Tuesday, September 20, 2011

Surgeons Separate Conjoined Twin Girls who’s Heads

Surgeons Separate Conjoined Twin Girls who’s Heads :Rital And Ritag Gaboura
 
Sudanese twins born with the tops of their heads joined together have been separated in a rare and risky series of operations at a London children's hospital, officials said Sunday.

Facing the World, a charity which helps disfigured children, said it had helped fund the four-stage operation on 11-month-olds Rital and Ritag Gaboura.

Twins born joined at the head are known as craniopagus twins and they occur in about one in 2.5 million births. Separating them can be dangerous, especially if — as in this case — there's significant blood flow between their brains.

"It's extremely high-risk," said Dr. James Goodrich, who co-ordinated a similar separation of conjoined twins at New York's Montefiore Children's Hospital in 2004.

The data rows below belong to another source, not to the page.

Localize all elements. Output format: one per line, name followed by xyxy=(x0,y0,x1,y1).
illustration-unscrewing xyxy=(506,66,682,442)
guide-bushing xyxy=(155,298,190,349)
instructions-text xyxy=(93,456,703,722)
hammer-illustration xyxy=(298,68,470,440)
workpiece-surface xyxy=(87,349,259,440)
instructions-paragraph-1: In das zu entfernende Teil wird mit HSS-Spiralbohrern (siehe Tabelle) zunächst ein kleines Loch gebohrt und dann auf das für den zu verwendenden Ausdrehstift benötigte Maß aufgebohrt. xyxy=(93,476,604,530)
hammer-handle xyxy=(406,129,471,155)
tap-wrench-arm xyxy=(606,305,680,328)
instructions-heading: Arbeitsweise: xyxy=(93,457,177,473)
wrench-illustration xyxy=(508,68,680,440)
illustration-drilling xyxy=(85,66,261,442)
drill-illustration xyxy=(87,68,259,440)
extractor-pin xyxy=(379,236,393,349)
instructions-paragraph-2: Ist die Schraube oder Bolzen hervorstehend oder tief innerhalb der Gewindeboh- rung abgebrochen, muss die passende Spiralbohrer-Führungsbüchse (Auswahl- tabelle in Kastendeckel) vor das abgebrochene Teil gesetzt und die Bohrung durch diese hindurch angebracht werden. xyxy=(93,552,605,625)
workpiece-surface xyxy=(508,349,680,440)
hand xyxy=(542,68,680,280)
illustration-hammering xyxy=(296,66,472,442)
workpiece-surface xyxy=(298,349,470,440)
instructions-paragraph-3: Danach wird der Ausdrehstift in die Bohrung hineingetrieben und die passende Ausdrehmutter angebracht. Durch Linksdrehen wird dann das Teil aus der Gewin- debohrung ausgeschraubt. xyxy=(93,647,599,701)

But the alternative can be just as bad. Because conjoined twins almost never pump the blood across their bodies evenly, the strongest sibling strains his or her heart trying to pick up the slack. Facing the World said that Ritag's overworked heart was already failing by the time her family arrived in Britain.

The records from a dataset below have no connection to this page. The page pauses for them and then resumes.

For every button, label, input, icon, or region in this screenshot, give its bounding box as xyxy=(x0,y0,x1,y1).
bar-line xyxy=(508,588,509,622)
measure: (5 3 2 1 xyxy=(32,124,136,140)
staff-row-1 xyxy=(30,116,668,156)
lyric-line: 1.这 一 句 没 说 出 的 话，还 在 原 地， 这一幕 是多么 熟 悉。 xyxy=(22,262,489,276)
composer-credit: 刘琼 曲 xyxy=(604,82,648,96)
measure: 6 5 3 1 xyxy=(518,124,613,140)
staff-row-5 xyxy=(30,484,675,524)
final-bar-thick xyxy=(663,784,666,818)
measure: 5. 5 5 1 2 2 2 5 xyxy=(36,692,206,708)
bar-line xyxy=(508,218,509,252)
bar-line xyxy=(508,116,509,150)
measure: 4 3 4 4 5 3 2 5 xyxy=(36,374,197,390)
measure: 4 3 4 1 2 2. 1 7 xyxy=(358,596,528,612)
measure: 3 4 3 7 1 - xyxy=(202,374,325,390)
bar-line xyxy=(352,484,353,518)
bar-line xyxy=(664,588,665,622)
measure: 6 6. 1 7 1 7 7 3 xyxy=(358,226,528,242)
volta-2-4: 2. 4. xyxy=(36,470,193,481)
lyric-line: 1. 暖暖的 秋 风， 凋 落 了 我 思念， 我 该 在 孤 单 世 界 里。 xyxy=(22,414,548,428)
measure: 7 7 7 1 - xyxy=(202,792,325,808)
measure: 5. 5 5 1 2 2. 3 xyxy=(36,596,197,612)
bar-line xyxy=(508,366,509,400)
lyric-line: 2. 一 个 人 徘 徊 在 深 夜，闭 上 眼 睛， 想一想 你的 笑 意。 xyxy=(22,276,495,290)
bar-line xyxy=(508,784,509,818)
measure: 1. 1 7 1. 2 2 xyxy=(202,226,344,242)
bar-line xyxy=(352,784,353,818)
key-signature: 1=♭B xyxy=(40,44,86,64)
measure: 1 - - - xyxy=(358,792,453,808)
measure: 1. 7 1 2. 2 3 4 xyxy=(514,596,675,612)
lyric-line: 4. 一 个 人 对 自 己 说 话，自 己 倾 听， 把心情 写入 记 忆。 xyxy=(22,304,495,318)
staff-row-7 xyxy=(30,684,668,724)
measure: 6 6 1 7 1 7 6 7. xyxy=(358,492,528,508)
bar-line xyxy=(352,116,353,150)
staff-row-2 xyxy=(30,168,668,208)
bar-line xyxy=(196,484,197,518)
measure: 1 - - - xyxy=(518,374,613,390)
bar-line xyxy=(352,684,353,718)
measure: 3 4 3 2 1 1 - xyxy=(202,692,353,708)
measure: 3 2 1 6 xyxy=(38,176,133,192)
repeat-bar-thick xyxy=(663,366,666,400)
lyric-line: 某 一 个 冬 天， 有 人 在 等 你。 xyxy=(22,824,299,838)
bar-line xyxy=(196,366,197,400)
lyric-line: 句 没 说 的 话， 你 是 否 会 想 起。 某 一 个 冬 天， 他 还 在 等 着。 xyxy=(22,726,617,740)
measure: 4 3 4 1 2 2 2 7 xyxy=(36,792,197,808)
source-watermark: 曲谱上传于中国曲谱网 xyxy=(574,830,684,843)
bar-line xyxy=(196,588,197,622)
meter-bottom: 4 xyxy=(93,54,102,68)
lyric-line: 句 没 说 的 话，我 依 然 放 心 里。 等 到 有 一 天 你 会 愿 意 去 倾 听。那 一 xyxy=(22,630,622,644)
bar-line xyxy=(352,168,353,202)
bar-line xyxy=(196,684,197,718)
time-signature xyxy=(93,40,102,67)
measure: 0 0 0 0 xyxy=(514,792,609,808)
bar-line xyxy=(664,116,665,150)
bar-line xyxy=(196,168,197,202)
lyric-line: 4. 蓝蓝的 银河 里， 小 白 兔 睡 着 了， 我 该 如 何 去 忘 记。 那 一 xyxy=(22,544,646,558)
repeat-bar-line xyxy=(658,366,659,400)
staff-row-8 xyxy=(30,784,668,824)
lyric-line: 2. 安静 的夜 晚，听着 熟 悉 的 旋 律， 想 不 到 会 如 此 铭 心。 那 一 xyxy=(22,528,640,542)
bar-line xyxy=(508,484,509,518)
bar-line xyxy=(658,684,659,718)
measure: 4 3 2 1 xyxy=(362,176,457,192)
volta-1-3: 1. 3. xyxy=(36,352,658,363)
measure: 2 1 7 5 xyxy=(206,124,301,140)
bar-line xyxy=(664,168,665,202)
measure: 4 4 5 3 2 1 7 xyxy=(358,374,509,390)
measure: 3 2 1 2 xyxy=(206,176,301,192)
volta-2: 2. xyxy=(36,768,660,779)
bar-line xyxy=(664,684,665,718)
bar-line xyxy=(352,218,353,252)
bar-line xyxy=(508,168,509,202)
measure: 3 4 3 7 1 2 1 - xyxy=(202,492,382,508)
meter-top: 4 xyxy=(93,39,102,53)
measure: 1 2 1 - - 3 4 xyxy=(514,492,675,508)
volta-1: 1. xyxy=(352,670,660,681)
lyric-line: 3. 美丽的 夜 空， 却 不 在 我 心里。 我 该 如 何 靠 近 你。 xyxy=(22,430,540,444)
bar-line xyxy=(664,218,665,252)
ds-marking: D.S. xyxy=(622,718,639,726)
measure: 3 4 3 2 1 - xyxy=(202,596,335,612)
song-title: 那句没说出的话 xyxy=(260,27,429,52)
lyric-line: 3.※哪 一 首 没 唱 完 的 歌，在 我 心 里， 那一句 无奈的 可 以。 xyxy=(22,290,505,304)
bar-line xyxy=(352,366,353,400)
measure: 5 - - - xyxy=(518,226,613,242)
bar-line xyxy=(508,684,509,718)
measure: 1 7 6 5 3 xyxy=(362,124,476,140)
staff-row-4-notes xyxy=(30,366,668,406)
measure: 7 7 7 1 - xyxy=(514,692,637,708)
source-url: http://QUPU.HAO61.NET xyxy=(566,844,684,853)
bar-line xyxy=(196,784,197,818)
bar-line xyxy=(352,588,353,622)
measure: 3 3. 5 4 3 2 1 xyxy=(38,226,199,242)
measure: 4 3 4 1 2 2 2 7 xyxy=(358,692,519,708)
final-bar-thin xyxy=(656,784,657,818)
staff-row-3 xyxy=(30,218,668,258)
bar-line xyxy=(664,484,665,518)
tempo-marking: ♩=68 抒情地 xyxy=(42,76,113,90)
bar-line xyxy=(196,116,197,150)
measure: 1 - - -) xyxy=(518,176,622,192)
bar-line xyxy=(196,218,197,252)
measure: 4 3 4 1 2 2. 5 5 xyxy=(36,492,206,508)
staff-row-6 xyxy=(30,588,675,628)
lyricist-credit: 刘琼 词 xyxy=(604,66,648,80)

The separation took place in stages at London's Great Ormond Street Hospital. Two operations took place in May. Tissue expanders — essentially balloons intended to help stretch the babies' skin over their newly exposed heads — were inserted in July. The final separation took place on Aug. 15.

"Incidences of surviving twins with this condition is extremely rare," lead surgeon David Dunaway said in a statement released by the charity. "The task presented innumerable challenges and we were all very aware of our responsibilities to the family and these two little girls."

The after photograph showed both side-by-side looking alert and healthy, clutching white stuffed animals.

"Within days the twins were back on the general ward interacting and playing as before," the charity said. Its executive co-ordinator, Sarah Driver-Jowitt, predicted that the girls' parents — who haven't been named — may soon return home "with two healthy, separate girls."

 
Although rare, operations to separate twins linked by their heads aren't unheard of. The U.S. National Library of Medicine records that one of the first successful operations to separate craniopagus twins took place in 1956.